Two weeks away from the Autumnal Equinox, the first day of Autumn. Everything starts to age and whither. I’m ready for the year to end; maybe one year, I’ll stop saying that.
I’m putting my “future” plans on hold for the moment. I am starting to downsize and get rid of things with no value. My cryptocurrency is worth less than my savings account, which is disappointing.
Jaxx is having the cone removed tomorrow. Maybe he’ll see things differently.
Saturday went by quickly. I watched Clash at the Castle, a World Wrestling Entertainment (WWE) Premium Live Event, which was very entertaining. We spent the day with Jaxx, who is getting comfortable with his new home.
Today is the end of a week-long excessive heat warning. Tomorrow is the unofficial end of summer.
Yesterday, I had an interview due to happenstance. I have a couple of panel interviews this week, so we will see what happens. Things may once again come full circle.
I had my first one-on-one with the new Vice President of Global Customer Success. He was apologetical 20-minutes late. We discussed his observations during his visit last week. It seems he wants to do the right things. Then we discussed my role.
“We don’t know what to do with you,” is the feedback I received.
My role is broad and uncategorized. I reflect on the original job description that enticed my interest. How did I get here?
I have realized that people don’t know what they are doing, which often happens at every level.
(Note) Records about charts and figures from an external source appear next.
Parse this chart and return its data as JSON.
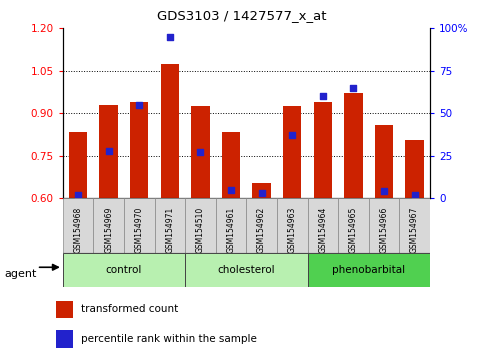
{
  "title": "GDS3103 / 1427577_x_at",
  "samples": [
    "GSM154968",
    "GSM154969",
    "GSM154970",
    "GSM154971",
    "GSM154510",
    "GSM154961",
    "GSM154962",
    "GSM154963",
    "GSM154964",
    "GSM154965",
    "GSM154966",
    "GSM154967"
  ],
  "group_info": [
    {
      "label": "control",
      "start": 0,
      "end": 3,
      "color": "#b8f0b0"
    },
    {
      "label": "cholesterol",
      "start": 4,
      "end": 7,
      "color": "#b8f0b0"
    },
    {
      "label": "phenobarbital",
      "start": 8,
      "end": 11,
      "color": "#50d050"
    }
  ],
  "transformed_counts": [
    0.835,
    0.93,
    0.94,
    1.075,
    0.925,
    0.835,
    0.655,
    0.925,
    0.94,
    0.97,
    0.86,
    0.805
  ],
  "percentile_ranks": [
    2,
    28,
    55,
    95,
    27,
    5,
    3,
    37,
    60,
    65,
    4,
    2
  ],
  "bar_color": "#cc2200",
  "dot_color": "#2222cc",
  "ylim_left": [
    0.6,
    1.2
  ],
  "ylim_right": [
    0,
    100
  ],
  "yticks_left": [
    0.6,
    0.75,
    0.9,
    1.05,
    1.2
  ],
  "yticks_right": [
    0,
    25,
    50,
    75,
    100
  ],
  "ytick_labels_right": [
    "0",
    "25",
    "50",
    "75",
    "100%"
  ],
  "bar_width": 0.6
}
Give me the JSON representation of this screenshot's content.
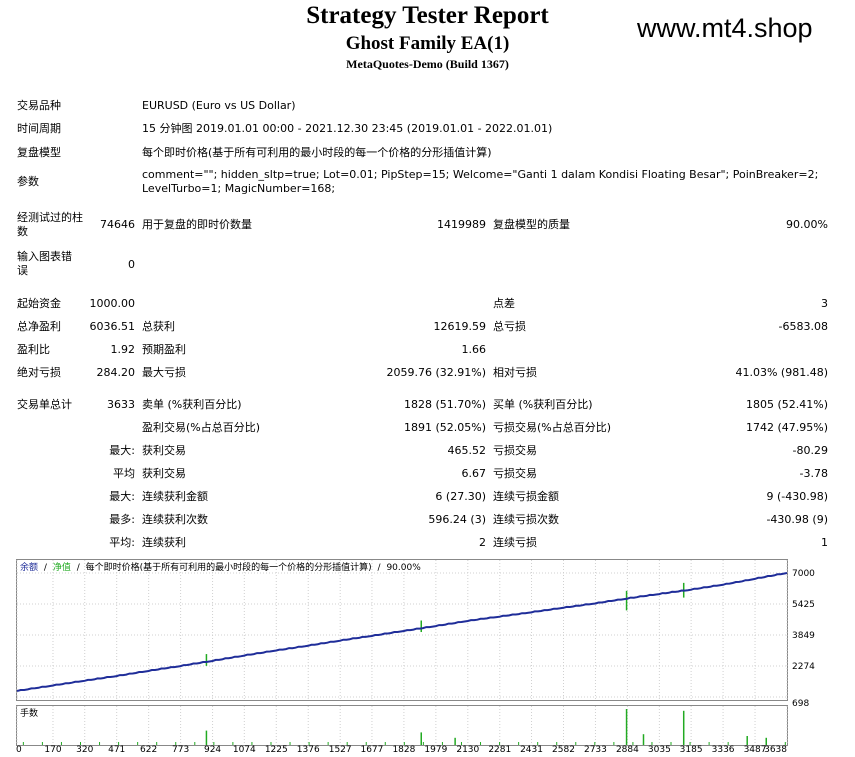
{
  "header": {
    "title": "Strategy Tester Report",
    "subtitle": "Ghost Family EA(1)",
    "build": "MetaQuotes-Demo (Build 1367)",
    "watermark": "www.mt4.shop"
  },
  "info": {
    "symbol_label": "交易品种",
    "symbol_value": "EURUSD (Euro vs US Dollar)",
    "period_label": "时间周期",
    "period_value": "15 分钟图 2019.01.01 00:00 - 2021.12.30 23:45 (2019.01.01 - 2022.01.01)",
    "model_label": "复盘模型",
    "model_value": "每个即时价格(基于所有可利用的最小时段的每一个价格的分形插值计算)",
    "params_label": "参数",
    "params_value": "comment=\"\"; hidden_sltp=true; Lot=0.01; PipStep=15; Welcome=\"Ganti 1 dalam Kondisi Floating Besar\"; PoinBreaker=2; LevelTurbo=1; MagicNumber=168;"
  },
  "stats": {
    "bars_label": "经测试过的柱数",
    "bars_value": "74646",
    "ticks_label": "用于复盘的即时价数量",
    "ticks_value": "1419989",
    "quality_label": "复盘模型的质量",
    "quality_value": "90.00%",
    "errors_label": "输入图表错误",
    "errors_value": "0",
    "deposit_label": "起始资金",
    "deposit_value": "1000.00",
    "spread_label": "点差",
    "spread_value": "3",
    "netprofit_label": "总净盈利",
    "netprofit_value": "6036.51",
    "grossprofit_label": "总获利",
    "grossprofit_value": "12619.59",
    "grossloss_label": "总亏损",
    "grossloss_value": "-6583.08",
    "pf_label": "盈利比",
    "pf_value": "1.92",
    "payoff_label": "预期盈利",
    "payoff_value": "1.66",
    "absdd_label": "绝对亏损",
    "absdd_value": "284.20",
    "maxdd_label": "最大亏损",
    "maxdd_value": "2059.76 (32.91%)",
    "reldd_label": "相对亏损",
    "reldd_value": "41.03% (981.48)",
    "trades_label": "交易单总计",
    "trades_value": "3633",
    "short_label": "卖单 (%获利百分比)",
    "short_value": "1828 (51.70%)",
    "long_label": "买单 (%获利百分比)",
    "long_value": "1805 (52.41%)",
    "profittrades_label": "盈利交易(%占总百分比)",
    "profittrades_value": "1891 (52.05%)",
    "losstrades_label": "亏损交易(%占总百分比)",
    "losstrades_value": "1742 (47.95%)",
    "max1_label": "最大:",
    "max1a_label": "获利交易",
    "max1a_value": "465.52",
    "max1b_label": "亏损交易",
    "max1b_value": "-80.29",
    "avg1_label": "平均",
    "avg1a_label": "获利交易",
    "avg1a_value": "6.67",
    "avg1b_label": "亏损交易",
    "avg1b_value": "-3.78",
    "max2_label": "最大:",
    "max2a_label": "连续获利金额",
    "max2a_value": "6 (27.30)",
    "max2b_label": "连续亏损金额",
    "max2b_value": "9 (-430.98)",
    "max3_label": "最多:",
    "max3a_label": "连续获利次数",
    "max3a_value": "596.24 (3)",
    "max3b_label": "连续亏损次数",
    "max3b_value": "-430.98 (9)",
    "avg2_label": "平均:",
    "avg2a_label": "连续获利",
    "avg2a_value": "2",
    "avg2b_label": "连续亏损",
    "avg2b_value": "1"
  },
  "chart_data": {
    "type": "line",
    "legend": {
      "balance": "余额",
      "sep": "/",
      "equity": "净值",
      "model": "每个即时价格(基于所有可利用的最小时段的每一个价格的分形插值计算)",
      "quality": "90.00%"
    },
    "volume_label": "手数",
    "colors": {
      "balance": "#1f2d99",
      "equity": "#22aa22",
      "grid": "#d0d0d0",
      "volume": "#22aa22"
    },
    "ylim": [
      698,
      7000
    ],
    "yticks": [
      7000,
      5425,
      3849,
      2274,
      698
    ],
    "xlim": [
      0,
      3638
    ],
    "xticks": [
      0,
      170,
      320,
      471,
      622,
      773,
      924,
      1074,
      1225,
      1376,
      1527,
      1677,
      1828,
      1979,
      2130,
      2281,
      2431,
      2582,
      2733,
      2884,
      3035,
      3185,
      3336,
      3487,
      3638
    ],
    "series": [
      {
        "name": "余额",
        "x": [
          0,
          170,
          320,
          471,
          622,
          773,
          924,
          1074,
          1225,
          1376,
          1527,
          1677,
          1828,
          1979,
          2130,
          2281,
          2431,
          2582,
          2733,
          2884,
          3035,
          3185,
          3336,
          3487,
          3638
        ],
        "values": [
          1000,
          1280,
          1520,
          1760,
          2020,
          2270,
          2530,
          2800,
          3060,
          3300,
          3560,
          3800,
          4050,
          4300,
          4560,
          4780,
          5000,
          5230,
          5450,
          5700,
          5930,
          6150,
          6400,
          6700,
          7000
        ]
      }
    ],
    "equity_dips": [
      {
        "x": 895,
        "value": 2280
      },
      {
        "x": 1910,
        "value": 4000
      },
      {
        "x": 2880,
        "value": 5100
      },
      {
        "x": 3150,
        "value": 5750
      }
    ],
    "volume_spikes": [
      {
        "x": 895,
        "value": 0.4
      },
      {
        "x": 1910,
        "value": 0.35
      },
      {
        "x": 2070,
        "value": 0.2
      },
      {
        "x": 2880,
        "value": 1.0
      },
      {
        "x": 2960,
        "value": 0.3
      },
      {
        "x": 3150,
        "value": 0.95
      },
      {
        "x": 3450,
        "value": 0.25
      },
      {
        "x": 3540,
        "value": 0.2
      }
    ]
  }
}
The sad part is that I don’t know how to help them without causing further damage to my mental health.
The atmosphere created a much darker mood this week. I’m feeling another increase in stress. I reached out to my former boss to check on him since his departure in January 2022. He says he’s doing fine, and I hope that’s the case.
I am applying to opportunities with better pay and compensation because doing what I enjoy is unaffordable. It’s time I started making time for the improvement of my well-being.
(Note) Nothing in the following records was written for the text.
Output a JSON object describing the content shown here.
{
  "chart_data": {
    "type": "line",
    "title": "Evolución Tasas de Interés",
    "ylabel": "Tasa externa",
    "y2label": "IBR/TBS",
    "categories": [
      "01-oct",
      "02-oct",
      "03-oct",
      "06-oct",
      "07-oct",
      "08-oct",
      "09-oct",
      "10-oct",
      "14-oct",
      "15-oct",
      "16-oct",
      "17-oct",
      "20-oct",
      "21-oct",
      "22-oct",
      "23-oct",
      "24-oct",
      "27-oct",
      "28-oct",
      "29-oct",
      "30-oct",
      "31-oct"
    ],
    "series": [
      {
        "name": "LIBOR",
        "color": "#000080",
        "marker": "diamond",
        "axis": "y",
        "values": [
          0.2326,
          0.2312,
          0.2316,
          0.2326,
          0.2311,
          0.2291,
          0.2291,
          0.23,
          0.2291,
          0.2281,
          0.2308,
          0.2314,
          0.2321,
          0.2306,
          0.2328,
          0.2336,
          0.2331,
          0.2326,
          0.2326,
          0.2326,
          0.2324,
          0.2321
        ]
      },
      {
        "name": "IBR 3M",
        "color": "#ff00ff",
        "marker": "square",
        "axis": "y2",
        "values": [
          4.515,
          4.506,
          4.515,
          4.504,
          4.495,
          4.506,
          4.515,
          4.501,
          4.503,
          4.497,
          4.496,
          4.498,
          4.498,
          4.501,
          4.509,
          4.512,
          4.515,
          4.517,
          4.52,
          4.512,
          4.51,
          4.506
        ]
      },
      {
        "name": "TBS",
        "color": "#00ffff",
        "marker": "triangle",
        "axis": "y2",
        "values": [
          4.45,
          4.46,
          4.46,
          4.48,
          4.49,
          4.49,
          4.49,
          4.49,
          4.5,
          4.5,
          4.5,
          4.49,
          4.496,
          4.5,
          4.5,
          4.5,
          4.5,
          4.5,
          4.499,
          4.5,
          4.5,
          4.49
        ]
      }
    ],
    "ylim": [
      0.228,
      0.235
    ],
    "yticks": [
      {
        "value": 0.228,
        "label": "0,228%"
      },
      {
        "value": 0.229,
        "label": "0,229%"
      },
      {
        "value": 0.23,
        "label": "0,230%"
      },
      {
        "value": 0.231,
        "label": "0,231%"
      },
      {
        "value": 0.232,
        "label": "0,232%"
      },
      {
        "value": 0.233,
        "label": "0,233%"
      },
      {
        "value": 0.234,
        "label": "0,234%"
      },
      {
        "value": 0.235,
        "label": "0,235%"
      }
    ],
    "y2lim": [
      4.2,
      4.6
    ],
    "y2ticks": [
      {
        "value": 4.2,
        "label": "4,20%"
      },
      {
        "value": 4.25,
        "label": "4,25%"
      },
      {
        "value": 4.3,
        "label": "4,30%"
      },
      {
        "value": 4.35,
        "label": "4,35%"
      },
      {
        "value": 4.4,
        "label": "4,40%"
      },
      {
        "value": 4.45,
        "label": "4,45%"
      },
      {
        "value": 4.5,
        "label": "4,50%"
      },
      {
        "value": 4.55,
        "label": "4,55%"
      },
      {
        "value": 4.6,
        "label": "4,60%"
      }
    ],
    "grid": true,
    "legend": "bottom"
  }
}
It rains in the most obscure places; the unexpected. Taps playing on my skin. The urge to run becoming prevalent. Be still, let nature take its course.
This valley is void of life. My days are wasted and my nights are restless. I’m bankrupt because of good deeds. My thoughts gathered in an empty space. The shadows tell me there’s no reason to be here.
There is a vibe I cannot explain. I continue watering the dying tree; the autumn morning is a little darker. Last night, I watched a spectacle between two grumpy elders. A choice from the chaos is frightening. The light continues to shine, but briefly. This fall feels endless. I’m hoping my rapid descent has enough momentum to propel me out of this hole.
With every misstep, we have reached the Autumnal Equinox. The atmosphere barely resembles the sky. Thoughts reeling from left to right, the scale displays our disproportionate burdens. Will the rain ever feel the same? Another misstep. Slipping over the ledge, I close my eyes, falling away.
I wonder whether the sun will shine again; these tinted days are affecting my mental state immensely—those hazy recollections, dusty specs on the glass window. I wonder whether I will change. Whether or not tomorrow will be the same as yesterday.
I watched the dawn with optimism — my hope for sunny days laid out in my dreams. I can feel my spirit contradict my desires because the world’s touch is abrasive. The wounds have blurred my vision. The Winter took its toll, but the groundhog predicted an early Spring.
I waited for an angel. Time was ticking. They seated me with demons. Alone with my thoughts. The night lingered with a hefty price. It’s midnight, and the house is empty. Some spirits remained unseen. Dust covered my sunrise. Moments remain unchanged.